Los dos caminos propuestos para tratar de definir lo que puede entenderse por contenido esencial de un derecho subjetivo no son alternativos ni menos todavía antitéticos, sino que, por el contrario, se pueden considerar como complementarios, de modo que, al enfrentarse con la determinación del contenido esencial de cada concreto derecho, pueden ser conjuntamente utilizados, para contrastar los resultados a los que por una u otra vía puede llegarse«.

Concretamente, en sede de derecho a la libertad de empresa, la doctrina del Tribunal Constitucional estableció el contenido esencial como «el de iniciar y sostener en libertad la actividad empresarial. De esta manera, si la Constitución garantiza el inicio y mantenimiento de la actividad empresarial en libertad, ello entraña en el marco de una economía de mercado, donde este derecho opera como garantía institucional, el reconocimiento a los particulares de una libertad de decisión no sólo para crear empresas y, por tanto, para actuar en el mercado, sino también para establecer los propios objetivos de la empresa y dirigir y planificar su actividad en atención a sus recursos y a las condiciones del propio mercado. Actividad empresarial que, por fundamentarse en una libertad constitucionalmente garantizada, ha de ejercerse en condiciones de igualdad pero también, de otra parte con plena sujeción a la normativa sobre ordenación del mercado y de la actividad económica general» (Sentencia del Tribunal Constitucional n º 84, de 8 de Marzo de 1993).

Es decir, el derecho a la libertad de empresa presupone tres libertades distintas, que describimos someramente:

  1. Libertad de acceso al mercado: implicando que cualquier agente económico (sea público o privado) puede en condiciones de igualdad iniciar cualquier tipo de actividad económica legalmente permitida, proyectándose sobre cualquier sector de la economía (a salvo de los reservados al Estado ex art. 128.2 CE).
  2. Libertad de permanencia en el mercado: el empresario tendrá plena libertad para proceder a la organización interna y externa de su empresa, así como al modo de realización de su actividad económica (si bien, respetando en cualquier caso la ordenación jurídica existente al respecto que pude conllevar la consiguiente facultad de vigilancia administrativa permanente sobre la actividad (v.g. las autorizaciones operativas a Casinos).
  3. Libertad de cesación o de salida del mercado: supone el lógico derecho del empresario a dejar de desarrollar en cualquier momento la actividad empresarial llevada a cabo.

Desde el punto de vista de la visión estática o individual del derecho, la libertad de empresa se conjuga (como se ha dicho) como un derecho que goza de dos garantías: la existencia de un contenido mínimo esencial, y la reserva de ley para cualquier regulación ordenadora o limitativa de la misma.

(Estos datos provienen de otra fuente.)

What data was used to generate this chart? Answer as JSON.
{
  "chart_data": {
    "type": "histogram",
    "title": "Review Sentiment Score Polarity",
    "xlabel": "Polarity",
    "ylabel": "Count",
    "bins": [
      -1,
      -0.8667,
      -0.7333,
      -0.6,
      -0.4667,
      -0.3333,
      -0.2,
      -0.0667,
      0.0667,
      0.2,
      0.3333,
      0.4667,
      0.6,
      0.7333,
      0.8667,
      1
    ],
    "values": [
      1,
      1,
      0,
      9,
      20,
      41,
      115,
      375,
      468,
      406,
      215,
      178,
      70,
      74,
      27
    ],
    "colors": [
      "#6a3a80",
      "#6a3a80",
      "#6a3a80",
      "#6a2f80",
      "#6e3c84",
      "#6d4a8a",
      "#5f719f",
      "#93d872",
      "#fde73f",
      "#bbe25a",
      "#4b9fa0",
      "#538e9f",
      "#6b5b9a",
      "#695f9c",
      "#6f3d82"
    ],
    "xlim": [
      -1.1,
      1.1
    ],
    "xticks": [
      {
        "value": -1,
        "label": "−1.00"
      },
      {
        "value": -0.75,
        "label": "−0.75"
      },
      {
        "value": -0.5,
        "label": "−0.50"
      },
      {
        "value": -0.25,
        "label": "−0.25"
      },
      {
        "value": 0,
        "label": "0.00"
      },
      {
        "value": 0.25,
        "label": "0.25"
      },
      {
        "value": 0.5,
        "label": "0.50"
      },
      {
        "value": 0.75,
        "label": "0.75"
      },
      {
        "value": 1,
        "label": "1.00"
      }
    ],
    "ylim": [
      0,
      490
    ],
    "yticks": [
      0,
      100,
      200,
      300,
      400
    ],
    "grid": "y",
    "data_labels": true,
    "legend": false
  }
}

Ahora bien, como es perfectamente comprensible, la libertad de empresa, como derecho constitucional subjetivo que es, en ningún momento tiene carácter ilimitado. Efectivamente, citando a SORIANO GARCÍA al respecto, «como sucede con todos los derechos, inclusive los fundamentales, la libertad de empresa tiene límites«.

Para encontrar los límites a dicho derecho no es necesario irse muy lejos, ya que, tanto el Preámbulo de la Constitución, como (entre otros) el propio artículo 38, delimitan las medidas que restringen este derecho patrimonial. Es en este punto cuando cobra sentido la otra interpretación que se hace jurisprudencial y doctrinalmente del derecho a la libertad de empresa, basada en su carácter dinámico u objetivo (perspectiva institucional), como consecuencia directa del concreto marco constitucional que ampara el derecho: la Libertad de Empresa dentro de la Economía de Mercado, y la subordinación de ésta a la Satisfacción de los Intereses Generales, como consecuencia de la cláusula del Estado Social, implantada por nuestra Constitución en 19789.

Es decir, al protegerse y garantizarse constitucionalmente la libertad de empresa en una economía de mercado, para que dicho derecho material tenga sentido funcional, es necesario que dicha libertad de empresa pueda ser ejercitada en condiciones tales que garanticen su efectividad, y entendiéndose por efectivas todas las medidas que posibiliten que todos y cada uno de los agentes económicos puedan llevar a cabo las actividades empresariales (se entiende las no prohibidas por Ley) en régimen de igualdad protegiendo al consumidor y al propio mercado.